# Is it a male?



## richierick (May 8, 2012)

_Hey guys, Just a question. Just by looking at the picture, is my cockatiel a male? I think it is a male but I don't know (I am just guessing). Just got this tiel today and he or she is shy. Haven't heard a squeak out of it._


----------



## xoxsarahxox (Dec 13, 2010)

Its hard to tell based on the picture you posted, it does look like he might be losing pearls which happens in males but I cant tell for sure. How old is he? Does he have any solid grey tail feathers?


----------



## richierick (May 8, 2012)

It doesn't have a solid gay feather on the tail but it has yellow and black, it is like a horizontal stripe.


----------



## meaggiedear (Nov 20, 2011)

Do you know how old he is?


----------



## xoxsarahxox (Dec 13, 2010)

Okay well if he is a male then when he molts he will lose all of his pearls and he will molt in solid grey tail feathers. If the bird is over a year old then you have a female though.

Male behaviours to look out for are heart wings, singing/whistling, and beak banging.


----------



## richierick (May 8, 2012)

The tiel is about 2 years old, I got the tiel off my bestfriend. I know the tiel is 2 years old because I watched it grow.


----------



## ryanandvalerie (Apr 22, 2012)

Looks female to me, judging by pearling on the wings and by the description of the tail if the bird is two years old.
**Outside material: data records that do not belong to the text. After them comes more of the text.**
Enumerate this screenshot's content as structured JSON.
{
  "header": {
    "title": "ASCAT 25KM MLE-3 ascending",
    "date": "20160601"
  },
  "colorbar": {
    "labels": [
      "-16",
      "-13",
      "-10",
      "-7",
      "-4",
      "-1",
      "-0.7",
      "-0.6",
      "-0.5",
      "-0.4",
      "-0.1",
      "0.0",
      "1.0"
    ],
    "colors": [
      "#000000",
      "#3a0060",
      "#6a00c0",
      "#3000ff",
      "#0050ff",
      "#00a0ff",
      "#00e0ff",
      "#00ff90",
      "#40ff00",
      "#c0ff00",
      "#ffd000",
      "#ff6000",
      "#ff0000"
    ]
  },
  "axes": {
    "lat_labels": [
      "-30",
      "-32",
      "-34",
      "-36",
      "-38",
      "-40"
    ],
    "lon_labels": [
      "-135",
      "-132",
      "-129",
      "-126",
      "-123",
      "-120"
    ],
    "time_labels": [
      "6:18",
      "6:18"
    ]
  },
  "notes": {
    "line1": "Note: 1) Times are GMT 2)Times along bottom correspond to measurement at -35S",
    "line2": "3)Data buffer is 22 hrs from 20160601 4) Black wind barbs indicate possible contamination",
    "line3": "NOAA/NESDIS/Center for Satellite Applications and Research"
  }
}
Sent from my VS920 4G using Tapatalk 2


----------



## MeanneyFids (Aug 24, 2010)

looks to be an incomplete pearl female i would think


----------



## meaggiedear (Nov 20, 2011)

DallyTsuka said:


> looks to be an incomplete pearl female i would think


 look who's back. 

i'm adding to this to stay on track.

if it's two it would be a female since it kept the pearls!


----------



## WendyBeoBuddy (Dec 12, 2011)

Female for sure if the little one is two years old! and VERY pretty! Pearls are my favorite!


----------